Hearing: May 13, 1981 Judgment: February 9, 1982
- Full case name: The Ontario Human Rights Commission and Bruce Dunlop and Harold E Hall and Vincent Gray v The Borough of Etobicoke
- Citations: [1982] 1 S.C.R. 202
- Ruling: OHRC appeal allowed

Court membership
- Chief Justice: Bora Laskin Puisne Justices: Ronald Martland, Roland Ritchie, Brian Dickson, Jean Beetz, Willard Estey, William McIntyre, Julien Chouinard, Antonio Lamer

Reasons given
- Unanimous reasons by: McIntyre J.

= Ontario (Human Rights Commission) v Etobicoke (Borough of) =

Ontario (Human Rights Commission) v Etobicoke (Borough of), [1982] 1 S.C.R. 202 is a leading Supreme Court of Canada decision on age discrimination. Several firemen challenged a mandatory retirement policy under the Ontario Human Rights Code. The Court found that the employer did not sufficiently justify the policy as a bona fide occupational requirement.

==Background==
Harold Hall and Vincent Gray were firemen in the borough of Etobicoke, Ontario. As part of the collective agreement between the borough and the union, all firefighters were required to retire at the age of 60. When Hall and Grey were forced to retire they brought a complaint for age discrimination under section 4(1) of the Ontario Human Rights Code which prohibited discrimination in recruitment or dismissal based on age among other grounds.

The respondents defended their actions by arguing that the rule was a bona fide occupational requirement (BFOR). Namely, that the rule was required to maintain an acceptable standard for firefighting.
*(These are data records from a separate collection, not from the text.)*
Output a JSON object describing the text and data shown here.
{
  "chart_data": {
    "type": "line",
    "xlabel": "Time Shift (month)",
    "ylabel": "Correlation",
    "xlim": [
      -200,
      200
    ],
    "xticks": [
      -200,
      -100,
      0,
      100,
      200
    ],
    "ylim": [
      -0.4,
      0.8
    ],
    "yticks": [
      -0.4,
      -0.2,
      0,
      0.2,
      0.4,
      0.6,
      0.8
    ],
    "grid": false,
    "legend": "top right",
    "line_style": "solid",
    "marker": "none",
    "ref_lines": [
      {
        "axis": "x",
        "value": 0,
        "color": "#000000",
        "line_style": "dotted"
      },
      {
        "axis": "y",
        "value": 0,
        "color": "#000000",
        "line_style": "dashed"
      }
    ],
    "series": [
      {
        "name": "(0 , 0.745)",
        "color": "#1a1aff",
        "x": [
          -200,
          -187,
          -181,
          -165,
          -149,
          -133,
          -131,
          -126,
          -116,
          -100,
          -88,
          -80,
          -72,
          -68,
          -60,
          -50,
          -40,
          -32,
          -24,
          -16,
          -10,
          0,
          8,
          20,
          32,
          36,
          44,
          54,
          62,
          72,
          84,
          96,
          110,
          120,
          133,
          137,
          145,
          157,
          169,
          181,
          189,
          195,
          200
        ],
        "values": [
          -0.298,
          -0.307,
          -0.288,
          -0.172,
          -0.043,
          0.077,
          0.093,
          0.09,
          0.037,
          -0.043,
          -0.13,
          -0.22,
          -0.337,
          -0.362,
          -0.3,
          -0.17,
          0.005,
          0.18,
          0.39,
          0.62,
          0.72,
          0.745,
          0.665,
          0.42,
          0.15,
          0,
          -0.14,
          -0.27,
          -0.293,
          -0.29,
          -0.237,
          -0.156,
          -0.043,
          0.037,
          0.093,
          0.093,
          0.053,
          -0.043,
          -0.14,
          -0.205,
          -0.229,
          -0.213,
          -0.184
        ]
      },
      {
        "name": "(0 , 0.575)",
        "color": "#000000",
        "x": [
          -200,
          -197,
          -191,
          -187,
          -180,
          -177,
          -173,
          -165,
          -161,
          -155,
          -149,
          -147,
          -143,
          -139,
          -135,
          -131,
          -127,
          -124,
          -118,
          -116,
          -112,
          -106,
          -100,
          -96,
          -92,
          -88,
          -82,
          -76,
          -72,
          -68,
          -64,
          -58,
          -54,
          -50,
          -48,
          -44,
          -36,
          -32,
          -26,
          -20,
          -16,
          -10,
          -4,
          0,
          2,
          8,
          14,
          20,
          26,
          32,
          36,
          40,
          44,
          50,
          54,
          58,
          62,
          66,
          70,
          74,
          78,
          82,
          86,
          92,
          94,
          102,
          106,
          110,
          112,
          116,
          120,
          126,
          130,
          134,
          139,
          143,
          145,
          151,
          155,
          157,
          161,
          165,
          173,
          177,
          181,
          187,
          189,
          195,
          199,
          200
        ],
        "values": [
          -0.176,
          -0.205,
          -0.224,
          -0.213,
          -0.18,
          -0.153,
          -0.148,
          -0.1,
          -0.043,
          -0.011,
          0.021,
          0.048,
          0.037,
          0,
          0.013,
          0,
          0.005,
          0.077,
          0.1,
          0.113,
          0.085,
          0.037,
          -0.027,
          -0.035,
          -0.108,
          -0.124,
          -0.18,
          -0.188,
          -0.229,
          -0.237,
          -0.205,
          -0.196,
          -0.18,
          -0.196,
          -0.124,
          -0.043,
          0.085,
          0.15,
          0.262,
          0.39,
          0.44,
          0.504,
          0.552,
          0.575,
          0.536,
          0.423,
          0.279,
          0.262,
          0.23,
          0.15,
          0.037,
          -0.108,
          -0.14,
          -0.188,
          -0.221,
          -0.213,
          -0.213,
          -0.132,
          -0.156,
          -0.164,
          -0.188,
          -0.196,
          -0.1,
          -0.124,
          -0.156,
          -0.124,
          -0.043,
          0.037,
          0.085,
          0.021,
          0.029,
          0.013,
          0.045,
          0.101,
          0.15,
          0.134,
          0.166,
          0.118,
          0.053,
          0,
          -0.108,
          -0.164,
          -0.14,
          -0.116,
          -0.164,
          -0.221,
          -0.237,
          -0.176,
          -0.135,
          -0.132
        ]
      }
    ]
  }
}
In the Ontario Divisional Court, it was held that the policy was a BFOR and so did not violate section 4(1) of the Code.

==Reasons of the court==
Justice McIntyre, writing for the unanimous Court, overturned the lower court decision and found that the policy was not justified. He noted that an employee or union cannot waive their rights under the Code through collective agreements. The standard to meet to establish a BFOR must be an objective one that is supported by concrete evidence. McIntyre found that the evidence presented was weak and did not sufficiently justify the requirement.